In a closely watched immigration case, the Justice Department urged the U.S. Supreme Court on Wednesday to find that immigrants who have been released after serving criminal sentences can be picked up at any time—even a dozen years or more later—and detained without hearings until their deportation cases are resolved.

In his second day on the bench, Justice Brett Kavanaugh, confirmed Oct. 5 after a bruising Senate fight, appeared sympathetic, along with Justice Samuel Alito Jr., to the government’s arguments that federal immigration law does not impose a time limit on when immigration enforcement officials must act after an immigrant is released from criminal custody.

Kavanaugh challenged the argument of Cecillia Wang of the American Civil Liberties Union, counsel to a class of immigrants who were released and returned to their families and communities only to be detained years later without bond hearings. Wang argued the law’s mandate requires the government to act “with a reasonable degree of immediacy,” meaning the same day or within 48 hours at the outside.
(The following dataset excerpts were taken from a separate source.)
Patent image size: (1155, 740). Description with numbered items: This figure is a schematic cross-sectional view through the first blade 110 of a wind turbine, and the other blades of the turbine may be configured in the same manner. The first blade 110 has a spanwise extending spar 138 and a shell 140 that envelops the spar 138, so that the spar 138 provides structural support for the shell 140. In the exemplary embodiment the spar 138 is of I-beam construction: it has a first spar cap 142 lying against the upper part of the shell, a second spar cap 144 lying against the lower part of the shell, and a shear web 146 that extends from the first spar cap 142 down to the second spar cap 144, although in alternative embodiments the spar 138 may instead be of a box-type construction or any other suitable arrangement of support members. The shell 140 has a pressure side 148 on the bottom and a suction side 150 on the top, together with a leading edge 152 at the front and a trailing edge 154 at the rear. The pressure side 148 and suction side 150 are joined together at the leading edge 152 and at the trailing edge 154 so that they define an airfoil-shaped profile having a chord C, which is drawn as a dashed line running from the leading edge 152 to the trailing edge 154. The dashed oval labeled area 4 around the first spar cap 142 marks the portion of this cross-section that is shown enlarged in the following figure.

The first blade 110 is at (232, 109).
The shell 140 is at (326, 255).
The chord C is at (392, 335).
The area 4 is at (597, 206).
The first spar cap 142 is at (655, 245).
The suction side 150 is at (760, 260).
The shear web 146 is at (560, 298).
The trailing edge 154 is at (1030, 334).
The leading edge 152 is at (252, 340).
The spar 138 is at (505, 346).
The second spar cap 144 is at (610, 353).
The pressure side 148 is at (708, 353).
“That’s very odd when you think about what Congress was doing in 1996, because they were well aware that would not happen, A, because of resources, B, because they’re not learning about [the alien’s release] right away,” Kavanaugh said, responding to Wang. “And so when you combine those two points, Congress knew it wouldn’t be immediate, and yet Congress did not put in a time limit. That raises a real question for me whether we should be superimposing a time limit into the statute when Congress, at least as I read it, did not itself do so.”

Alito pushed back at Wang’s contention that Congress, in the 1996 law, had anticipated that federal immigration authorities would need information about when aliens were released so they could move quickly to detain them by enacting mechanisms for state and local cooperation.

“And is that what is happening now?” asked Alito, in an apparent reference to ongoing sanctuary city litigation in the lower courts.

“It’s largely what is happening now,” said Wang, noting that there is data showing that in fiscal years 2015 through 2017, 94 percent of federal requests to state and local jurisdictions were complied with.

Zachary Tripp, an assistant to the U.S. solicitor general, encountered skepticism from many of the remaining justices over his argument that the law imposes a “continuing urgent obligation” to detain, without bail.

Justice Stephen Breyer pointed to one case in which an alien was detained 14 years after his arrest and release for stealing bus transfers.

“To me, I’m not saying to you, that isn’t a parade of possible future horribles. Those are the horribles,” Breyer said. “Every person in the United States, just about, if he’s arrested has the right to a bail hearing.

In Nielsen v. Preap, the U.S. Court of appeals for the Ninth Circuit agreed with district courts in California and Washington that the mandatory detention law applied only to those aliens who were detained shortly after they completed their sentences.